Playing with EVE for the first time to try it out

EVE-OS (edge node, no user interface) <==> EVE Controller (provides all operational configuration of EVE-OS nodes, communicated over TLS using open EVE API)

Option 1 - no edge hardware, just want to explore architecture of EVE-OS and open source EVE Controller (OpenEVC) – run both on personal computer (PC)

Option 2a - RPi4 running EVE-OS, PC running OpenEVC, same local area network

Option 2b - any x86 (amd64) hardware running EVE-OS, PC running OpenEVC, same local area network

Option 3 - Equinix Metal iPXE install of EVE-OS, ZEDCloud as commercial EVE Controller, connected over the Internet

Option 4 - two virtual machines running EVE-OS and OpenEVC on personal computer

OpenEVC controller autodiscover via mdns

This scenario can cover all options except for Option 3 (obviously because it does not involve OpenEVC).

  1. User launches controller, which registers itself in mdns as openevc.local.
  2. Default EVE build shall have eve_install_server=openevc.local. As long as EVE and Controller have access to the same mdns daemon (e.g. Avahi), Eve instance will be able too resolve that address
  3. Whenever new node knocks controller, corresponding message is printed in the logs with the hint on what to run to onboard it, or notification pops up in the web-ui (if we ever decided to implement one for the OpenECV)
  4. On the controller side user can list all the not-onboarded nodes detected on the network and issue command "onboard 1", where 1 is sequtial number of the node in the mentioned list.
  5. Node shall be onboarded using serial number. For simplicity, serial number can be just assigned from the controller side. This way it will be possible to onboard multiple instances into the same controller


  • No labels

1 Comment

  1. How is option 4 and 1 different? Both running all of it on your PC.

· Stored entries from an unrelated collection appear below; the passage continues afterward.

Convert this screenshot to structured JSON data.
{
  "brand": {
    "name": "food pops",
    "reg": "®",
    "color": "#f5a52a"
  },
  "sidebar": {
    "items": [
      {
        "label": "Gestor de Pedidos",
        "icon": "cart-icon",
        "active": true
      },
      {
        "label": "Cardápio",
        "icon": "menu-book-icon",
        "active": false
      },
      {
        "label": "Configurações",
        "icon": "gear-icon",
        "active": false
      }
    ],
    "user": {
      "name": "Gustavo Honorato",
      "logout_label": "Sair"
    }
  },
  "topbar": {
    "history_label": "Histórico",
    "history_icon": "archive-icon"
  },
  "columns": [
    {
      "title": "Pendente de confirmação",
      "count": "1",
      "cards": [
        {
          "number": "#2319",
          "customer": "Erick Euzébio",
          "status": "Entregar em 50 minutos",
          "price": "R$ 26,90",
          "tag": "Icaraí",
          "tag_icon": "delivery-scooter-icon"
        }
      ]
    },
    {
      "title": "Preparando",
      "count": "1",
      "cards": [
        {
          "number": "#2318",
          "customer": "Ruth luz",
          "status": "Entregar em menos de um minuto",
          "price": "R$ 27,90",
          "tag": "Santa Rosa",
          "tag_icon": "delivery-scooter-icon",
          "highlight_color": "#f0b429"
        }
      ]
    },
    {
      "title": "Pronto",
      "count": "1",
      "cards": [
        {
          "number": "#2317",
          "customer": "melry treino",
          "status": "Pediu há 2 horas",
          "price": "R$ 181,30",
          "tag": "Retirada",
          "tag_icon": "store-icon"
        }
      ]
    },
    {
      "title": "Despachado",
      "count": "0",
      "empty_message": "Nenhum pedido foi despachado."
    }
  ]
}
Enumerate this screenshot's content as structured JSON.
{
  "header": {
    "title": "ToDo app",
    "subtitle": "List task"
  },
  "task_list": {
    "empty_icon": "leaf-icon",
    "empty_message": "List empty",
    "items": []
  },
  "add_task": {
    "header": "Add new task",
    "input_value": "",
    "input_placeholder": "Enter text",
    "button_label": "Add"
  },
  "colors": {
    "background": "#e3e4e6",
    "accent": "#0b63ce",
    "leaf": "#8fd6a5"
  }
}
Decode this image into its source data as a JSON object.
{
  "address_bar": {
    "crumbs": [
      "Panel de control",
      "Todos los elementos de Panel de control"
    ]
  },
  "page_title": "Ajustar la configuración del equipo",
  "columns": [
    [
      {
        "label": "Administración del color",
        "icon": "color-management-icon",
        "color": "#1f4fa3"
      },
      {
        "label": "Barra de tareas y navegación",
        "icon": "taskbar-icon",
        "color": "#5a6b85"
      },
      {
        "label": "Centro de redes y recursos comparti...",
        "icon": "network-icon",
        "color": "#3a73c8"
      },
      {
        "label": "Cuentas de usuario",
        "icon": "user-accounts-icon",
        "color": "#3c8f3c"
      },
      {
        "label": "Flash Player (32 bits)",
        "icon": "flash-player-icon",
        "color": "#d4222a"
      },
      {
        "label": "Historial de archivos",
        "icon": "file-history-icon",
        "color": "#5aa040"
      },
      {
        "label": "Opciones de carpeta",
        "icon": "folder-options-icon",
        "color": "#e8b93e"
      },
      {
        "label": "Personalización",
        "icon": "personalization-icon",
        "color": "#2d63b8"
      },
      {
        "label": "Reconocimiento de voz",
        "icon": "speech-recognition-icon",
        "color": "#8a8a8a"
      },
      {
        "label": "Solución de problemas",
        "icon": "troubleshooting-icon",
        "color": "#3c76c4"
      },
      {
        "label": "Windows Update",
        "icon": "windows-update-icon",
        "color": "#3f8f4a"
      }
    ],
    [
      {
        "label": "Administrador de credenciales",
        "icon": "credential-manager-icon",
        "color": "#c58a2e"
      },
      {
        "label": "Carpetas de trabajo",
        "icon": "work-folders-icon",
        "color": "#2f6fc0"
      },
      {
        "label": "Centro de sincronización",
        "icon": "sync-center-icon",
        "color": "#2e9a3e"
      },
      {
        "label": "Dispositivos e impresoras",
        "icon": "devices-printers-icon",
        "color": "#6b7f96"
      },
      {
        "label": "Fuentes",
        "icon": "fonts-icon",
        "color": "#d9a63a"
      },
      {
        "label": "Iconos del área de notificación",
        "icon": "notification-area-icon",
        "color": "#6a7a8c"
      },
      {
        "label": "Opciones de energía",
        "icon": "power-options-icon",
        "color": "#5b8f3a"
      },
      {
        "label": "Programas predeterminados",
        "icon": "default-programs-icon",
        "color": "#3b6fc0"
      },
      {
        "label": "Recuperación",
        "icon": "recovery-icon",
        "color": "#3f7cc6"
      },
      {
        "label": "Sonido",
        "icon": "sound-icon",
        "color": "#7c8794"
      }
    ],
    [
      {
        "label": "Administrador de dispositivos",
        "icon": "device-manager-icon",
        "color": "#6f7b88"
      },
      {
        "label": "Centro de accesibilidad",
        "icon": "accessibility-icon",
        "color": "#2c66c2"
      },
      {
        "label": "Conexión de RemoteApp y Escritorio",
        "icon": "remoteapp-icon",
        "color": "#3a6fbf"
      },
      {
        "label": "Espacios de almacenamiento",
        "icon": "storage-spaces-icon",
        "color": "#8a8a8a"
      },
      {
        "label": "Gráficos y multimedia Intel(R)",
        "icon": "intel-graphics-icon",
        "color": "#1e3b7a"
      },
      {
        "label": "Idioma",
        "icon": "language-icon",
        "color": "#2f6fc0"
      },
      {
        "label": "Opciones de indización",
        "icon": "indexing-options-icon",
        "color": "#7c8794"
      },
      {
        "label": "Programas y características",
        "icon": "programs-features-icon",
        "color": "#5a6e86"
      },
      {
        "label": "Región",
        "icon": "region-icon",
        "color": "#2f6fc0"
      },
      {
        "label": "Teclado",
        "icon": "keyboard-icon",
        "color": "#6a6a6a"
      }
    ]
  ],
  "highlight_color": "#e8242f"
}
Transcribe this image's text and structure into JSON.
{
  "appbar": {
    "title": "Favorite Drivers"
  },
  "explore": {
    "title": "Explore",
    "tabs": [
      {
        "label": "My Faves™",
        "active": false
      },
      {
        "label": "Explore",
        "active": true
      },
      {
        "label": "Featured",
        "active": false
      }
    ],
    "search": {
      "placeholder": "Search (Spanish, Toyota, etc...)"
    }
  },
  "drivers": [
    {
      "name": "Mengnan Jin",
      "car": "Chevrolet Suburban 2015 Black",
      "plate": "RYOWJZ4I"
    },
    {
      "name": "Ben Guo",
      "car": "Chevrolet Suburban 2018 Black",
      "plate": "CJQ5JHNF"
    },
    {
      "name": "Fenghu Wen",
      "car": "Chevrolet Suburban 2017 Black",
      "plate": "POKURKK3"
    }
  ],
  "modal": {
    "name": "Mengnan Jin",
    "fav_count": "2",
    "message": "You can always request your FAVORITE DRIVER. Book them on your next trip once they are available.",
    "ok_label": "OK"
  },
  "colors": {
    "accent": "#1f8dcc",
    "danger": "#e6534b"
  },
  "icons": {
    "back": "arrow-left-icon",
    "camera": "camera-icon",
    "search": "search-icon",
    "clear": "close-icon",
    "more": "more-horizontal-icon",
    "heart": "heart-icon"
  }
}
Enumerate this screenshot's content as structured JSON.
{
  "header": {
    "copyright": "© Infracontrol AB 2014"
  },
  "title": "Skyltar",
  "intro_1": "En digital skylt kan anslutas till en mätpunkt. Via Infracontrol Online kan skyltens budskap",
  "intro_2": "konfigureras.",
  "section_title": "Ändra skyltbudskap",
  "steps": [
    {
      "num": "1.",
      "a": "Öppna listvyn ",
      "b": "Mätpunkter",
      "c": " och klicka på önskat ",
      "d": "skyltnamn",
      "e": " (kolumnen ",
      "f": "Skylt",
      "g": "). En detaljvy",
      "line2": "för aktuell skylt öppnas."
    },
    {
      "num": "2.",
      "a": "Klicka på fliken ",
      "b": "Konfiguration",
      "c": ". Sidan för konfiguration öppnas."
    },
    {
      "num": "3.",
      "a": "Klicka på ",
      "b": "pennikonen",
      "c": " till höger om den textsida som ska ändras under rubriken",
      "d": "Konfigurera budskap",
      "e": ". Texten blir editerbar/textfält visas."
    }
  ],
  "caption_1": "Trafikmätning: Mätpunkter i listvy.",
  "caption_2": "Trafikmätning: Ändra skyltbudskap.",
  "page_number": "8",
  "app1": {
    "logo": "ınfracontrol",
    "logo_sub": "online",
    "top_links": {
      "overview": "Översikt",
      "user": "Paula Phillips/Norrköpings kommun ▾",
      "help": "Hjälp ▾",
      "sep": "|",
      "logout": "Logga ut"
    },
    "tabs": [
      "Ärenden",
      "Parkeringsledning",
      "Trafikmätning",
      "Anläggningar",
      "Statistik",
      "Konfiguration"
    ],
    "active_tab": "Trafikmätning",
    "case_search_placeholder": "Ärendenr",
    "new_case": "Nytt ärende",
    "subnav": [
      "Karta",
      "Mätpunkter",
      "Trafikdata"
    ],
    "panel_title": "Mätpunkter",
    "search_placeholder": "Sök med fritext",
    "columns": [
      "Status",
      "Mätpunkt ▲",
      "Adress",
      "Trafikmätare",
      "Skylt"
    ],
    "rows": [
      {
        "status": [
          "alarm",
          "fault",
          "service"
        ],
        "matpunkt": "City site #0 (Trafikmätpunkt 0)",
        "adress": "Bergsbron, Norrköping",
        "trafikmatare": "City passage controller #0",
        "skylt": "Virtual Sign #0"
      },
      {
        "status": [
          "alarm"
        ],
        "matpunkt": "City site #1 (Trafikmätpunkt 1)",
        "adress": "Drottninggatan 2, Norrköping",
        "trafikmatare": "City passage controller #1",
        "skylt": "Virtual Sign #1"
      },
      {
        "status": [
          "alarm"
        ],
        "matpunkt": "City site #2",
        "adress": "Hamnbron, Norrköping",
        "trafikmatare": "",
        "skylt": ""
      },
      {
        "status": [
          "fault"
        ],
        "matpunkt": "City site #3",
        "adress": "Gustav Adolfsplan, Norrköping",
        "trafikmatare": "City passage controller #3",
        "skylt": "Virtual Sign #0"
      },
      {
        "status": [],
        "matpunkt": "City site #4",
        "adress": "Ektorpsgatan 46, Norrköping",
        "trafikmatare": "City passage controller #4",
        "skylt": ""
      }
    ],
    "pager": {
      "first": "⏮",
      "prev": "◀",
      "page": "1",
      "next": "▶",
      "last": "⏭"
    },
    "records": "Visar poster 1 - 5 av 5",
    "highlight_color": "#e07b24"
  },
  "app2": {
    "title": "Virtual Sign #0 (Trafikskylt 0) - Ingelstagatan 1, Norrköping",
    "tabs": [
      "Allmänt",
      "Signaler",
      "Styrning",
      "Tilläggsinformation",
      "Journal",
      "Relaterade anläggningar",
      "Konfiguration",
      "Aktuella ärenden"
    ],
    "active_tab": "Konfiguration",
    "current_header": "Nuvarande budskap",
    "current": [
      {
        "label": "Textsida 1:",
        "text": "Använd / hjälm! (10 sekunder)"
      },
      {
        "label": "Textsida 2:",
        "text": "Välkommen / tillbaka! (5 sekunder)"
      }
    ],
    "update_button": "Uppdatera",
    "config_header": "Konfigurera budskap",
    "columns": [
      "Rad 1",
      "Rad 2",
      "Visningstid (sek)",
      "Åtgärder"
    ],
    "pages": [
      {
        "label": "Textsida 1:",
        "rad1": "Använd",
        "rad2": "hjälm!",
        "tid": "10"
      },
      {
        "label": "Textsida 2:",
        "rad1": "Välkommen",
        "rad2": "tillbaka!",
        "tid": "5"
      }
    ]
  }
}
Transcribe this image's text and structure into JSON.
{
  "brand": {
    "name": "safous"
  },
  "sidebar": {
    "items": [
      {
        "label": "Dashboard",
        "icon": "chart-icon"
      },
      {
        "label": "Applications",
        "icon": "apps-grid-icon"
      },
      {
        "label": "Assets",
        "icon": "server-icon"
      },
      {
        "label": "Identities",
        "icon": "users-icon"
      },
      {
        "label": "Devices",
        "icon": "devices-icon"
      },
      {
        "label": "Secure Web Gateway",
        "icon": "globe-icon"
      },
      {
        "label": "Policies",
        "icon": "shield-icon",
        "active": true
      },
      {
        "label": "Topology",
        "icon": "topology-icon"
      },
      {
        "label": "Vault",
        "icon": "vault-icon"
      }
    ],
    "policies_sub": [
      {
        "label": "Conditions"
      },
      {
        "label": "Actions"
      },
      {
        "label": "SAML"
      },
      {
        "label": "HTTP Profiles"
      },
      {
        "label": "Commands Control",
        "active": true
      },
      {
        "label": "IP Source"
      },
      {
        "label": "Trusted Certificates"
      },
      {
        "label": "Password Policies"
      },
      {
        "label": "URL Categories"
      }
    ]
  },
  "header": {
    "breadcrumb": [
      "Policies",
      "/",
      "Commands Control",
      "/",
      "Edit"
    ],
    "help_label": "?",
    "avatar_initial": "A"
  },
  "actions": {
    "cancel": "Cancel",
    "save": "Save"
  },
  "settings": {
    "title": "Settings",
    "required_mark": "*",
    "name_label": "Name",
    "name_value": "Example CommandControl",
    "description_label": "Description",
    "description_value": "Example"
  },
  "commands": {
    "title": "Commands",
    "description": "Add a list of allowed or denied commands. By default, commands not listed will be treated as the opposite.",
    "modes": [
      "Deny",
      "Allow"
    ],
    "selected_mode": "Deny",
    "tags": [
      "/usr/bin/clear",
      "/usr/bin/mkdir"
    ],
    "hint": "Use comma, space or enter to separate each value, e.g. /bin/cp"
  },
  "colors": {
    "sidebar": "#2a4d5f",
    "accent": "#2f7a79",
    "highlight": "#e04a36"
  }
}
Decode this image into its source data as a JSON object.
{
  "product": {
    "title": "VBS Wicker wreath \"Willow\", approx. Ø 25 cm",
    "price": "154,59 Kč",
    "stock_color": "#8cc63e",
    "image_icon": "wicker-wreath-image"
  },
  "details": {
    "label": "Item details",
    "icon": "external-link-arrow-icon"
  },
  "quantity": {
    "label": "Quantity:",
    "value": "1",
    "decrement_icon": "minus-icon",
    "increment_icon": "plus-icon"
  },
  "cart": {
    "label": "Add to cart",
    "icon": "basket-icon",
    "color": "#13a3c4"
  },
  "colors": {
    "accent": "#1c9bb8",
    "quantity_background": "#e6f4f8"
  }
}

    We presumably need to verify that multicast hence mDNS works between the VMs; depends on the hypervisor's networking behavior.

    Would we have a default /config/root-certificate.pem for the openevc.local with a known private key? That will make option 2a/b easier since it can be included in the image together with the /config/server. Or we have a tool to generate that controller cert and place it in a config partition?

    If we think we will end up with different root-certificates then presumably it would be good to detect a mismatch when a device is trying on onboard.